A voir jeudi 16 août 2012 à 22h40 sur RTS Deux
Notre seule certitude est de type géographique. «Inland Empire» est un lieu-dit qui désigne plusieurs communes de la banlieue de Los Angeles, ces dernières ne cessant de croître et mordre sur le désert californien. Hormis le fait, non négligeable, qu’elle introduise en creux l’hydre hollywoodienne, cette info ne nous sera d’aucun secours pour nous «orienter» dans le maelström visuel déclenché par David Lynch…
Actrice renommée, Nikki Grace (Laura Dern) a accepté de tourner dans le nouveau film du réalisateur Kingsley Stewart (Jeremy Irons). Son partenaire se nomme Devon Berk (Justin Theroux), séducteur invétéré, mais néanmoins marié et père de famille. Alors qu’ils ont commencé à répéter, Kingsley leur apprend tout à trac que le scénario qu’ils ont entre les mains constitue le «remake» d’un film inachevé, dont la réalisation a été stoppée après le meurtre de ses deux interprètes principaux! Plus excités qu’apeurés, Nikki et Devon poursuivent le tournage. Ce faisant, ils tombent dans un véritable traquenard cinématographique et nous avec!

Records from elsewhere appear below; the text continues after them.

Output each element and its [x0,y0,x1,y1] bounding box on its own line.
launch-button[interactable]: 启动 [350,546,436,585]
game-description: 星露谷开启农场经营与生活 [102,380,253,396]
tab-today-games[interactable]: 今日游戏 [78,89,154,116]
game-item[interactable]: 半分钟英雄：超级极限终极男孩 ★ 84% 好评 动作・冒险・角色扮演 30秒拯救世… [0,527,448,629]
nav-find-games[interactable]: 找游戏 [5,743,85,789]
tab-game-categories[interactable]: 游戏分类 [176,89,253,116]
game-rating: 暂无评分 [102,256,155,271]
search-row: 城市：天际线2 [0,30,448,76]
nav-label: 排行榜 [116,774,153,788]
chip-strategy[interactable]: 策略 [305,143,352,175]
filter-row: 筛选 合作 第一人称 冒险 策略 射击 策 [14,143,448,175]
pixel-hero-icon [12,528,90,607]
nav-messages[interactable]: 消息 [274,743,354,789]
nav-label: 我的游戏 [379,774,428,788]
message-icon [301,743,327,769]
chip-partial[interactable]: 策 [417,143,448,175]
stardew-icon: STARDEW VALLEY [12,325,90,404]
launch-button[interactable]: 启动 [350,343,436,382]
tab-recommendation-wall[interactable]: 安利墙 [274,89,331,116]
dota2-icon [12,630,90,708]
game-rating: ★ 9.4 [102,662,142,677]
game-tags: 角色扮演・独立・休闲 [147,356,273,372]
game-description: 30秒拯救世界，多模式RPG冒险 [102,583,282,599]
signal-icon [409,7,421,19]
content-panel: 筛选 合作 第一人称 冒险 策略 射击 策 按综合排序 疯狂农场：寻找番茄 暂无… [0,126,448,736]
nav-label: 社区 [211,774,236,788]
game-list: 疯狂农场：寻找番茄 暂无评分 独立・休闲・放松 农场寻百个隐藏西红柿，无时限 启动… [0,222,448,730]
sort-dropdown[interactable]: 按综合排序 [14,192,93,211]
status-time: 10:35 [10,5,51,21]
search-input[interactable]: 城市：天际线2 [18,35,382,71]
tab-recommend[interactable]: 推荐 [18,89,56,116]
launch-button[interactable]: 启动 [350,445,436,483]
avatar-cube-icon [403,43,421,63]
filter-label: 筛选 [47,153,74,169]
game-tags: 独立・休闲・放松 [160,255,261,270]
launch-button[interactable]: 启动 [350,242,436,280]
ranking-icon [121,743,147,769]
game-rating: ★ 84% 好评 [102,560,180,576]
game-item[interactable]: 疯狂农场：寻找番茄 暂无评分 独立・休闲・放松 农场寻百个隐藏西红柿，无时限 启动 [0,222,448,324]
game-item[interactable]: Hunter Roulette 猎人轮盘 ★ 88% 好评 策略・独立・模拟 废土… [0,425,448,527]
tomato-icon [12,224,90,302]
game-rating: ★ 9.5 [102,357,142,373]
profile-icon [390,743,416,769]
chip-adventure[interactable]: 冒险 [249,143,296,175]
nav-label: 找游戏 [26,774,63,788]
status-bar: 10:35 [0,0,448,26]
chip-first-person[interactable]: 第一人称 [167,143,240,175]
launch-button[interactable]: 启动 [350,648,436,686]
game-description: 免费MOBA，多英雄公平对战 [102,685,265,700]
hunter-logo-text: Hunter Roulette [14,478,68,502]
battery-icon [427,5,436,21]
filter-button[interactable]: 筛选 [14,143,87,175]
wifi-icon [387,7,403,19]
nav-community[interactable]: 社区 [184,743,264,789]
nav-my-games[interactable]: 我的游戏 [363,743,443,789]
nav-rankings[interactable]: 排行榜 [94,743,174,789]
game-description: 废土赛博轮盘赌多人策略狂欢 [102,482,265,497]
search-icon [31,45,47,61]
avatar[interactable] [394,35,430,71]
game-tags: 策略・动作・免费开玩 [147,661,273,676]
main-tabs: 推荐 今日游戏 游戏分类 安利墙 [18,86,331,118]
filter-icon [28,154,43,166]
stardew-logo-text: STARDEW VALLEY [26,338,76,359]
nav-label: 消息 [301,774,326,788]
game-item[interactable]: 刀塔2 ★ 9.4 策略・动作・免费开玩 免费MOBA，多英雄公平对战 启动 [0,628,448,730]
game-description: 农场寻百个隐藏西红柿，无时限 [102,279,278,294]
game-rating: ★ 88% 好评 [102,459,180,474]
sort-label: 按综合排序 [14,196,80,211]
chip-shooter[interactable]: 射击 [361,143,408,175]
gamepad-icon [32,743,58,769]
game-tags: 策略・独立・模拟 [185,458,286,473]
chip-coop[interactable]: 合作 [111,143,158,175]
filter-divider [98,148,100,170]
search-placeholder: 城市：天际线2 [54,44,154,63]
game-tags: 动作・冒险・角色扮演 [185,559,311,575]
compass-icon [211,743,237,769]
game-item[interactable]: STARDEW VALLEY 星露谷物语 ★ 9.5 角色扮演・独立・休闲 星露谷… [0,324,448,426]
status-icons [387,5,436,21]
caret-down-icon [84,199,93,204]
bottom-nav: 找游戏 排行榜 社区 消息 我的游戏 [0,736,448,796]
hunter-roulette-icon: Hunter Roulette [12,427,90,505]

A leur corps défendant, les deux comédiens perdent leurs repères, se mettent à vivre leur rôle de manière très impliquée, au point de susciter la jalousie du mari de Nikki. Cette dernière confond plus que de raison son existence avec celle de Susan Blue, son personnage… Bien évidemment, ce résumé ne rend pas hommage à la complexité extraordinaire de ce film absolument hors normes. Il n’est qu’un leurre pour inciter le spectateur encore hésitant à vivre l’une des plus folles expériences perceptives de l’Histoire du cinéma. En apparence, Lynch approfondit son réquisitoire contre Hollywood entrepris en 2001 avec le déjà sidérant «Mulholland Drive», pointant la perversité d’une usine à rêves qui n’a de cesse de substituer à nos «vraies» vies ses récits dépersonnalisants. In vivo, «Inland Empire» pulvérise cette interprétation (le cinéma comme névrose quotidienne) pour atteindre des niveaux de conscience inouïs, charriant des images au pouvoir de fascination mystérieux dont personne ne pourra sortir indemne.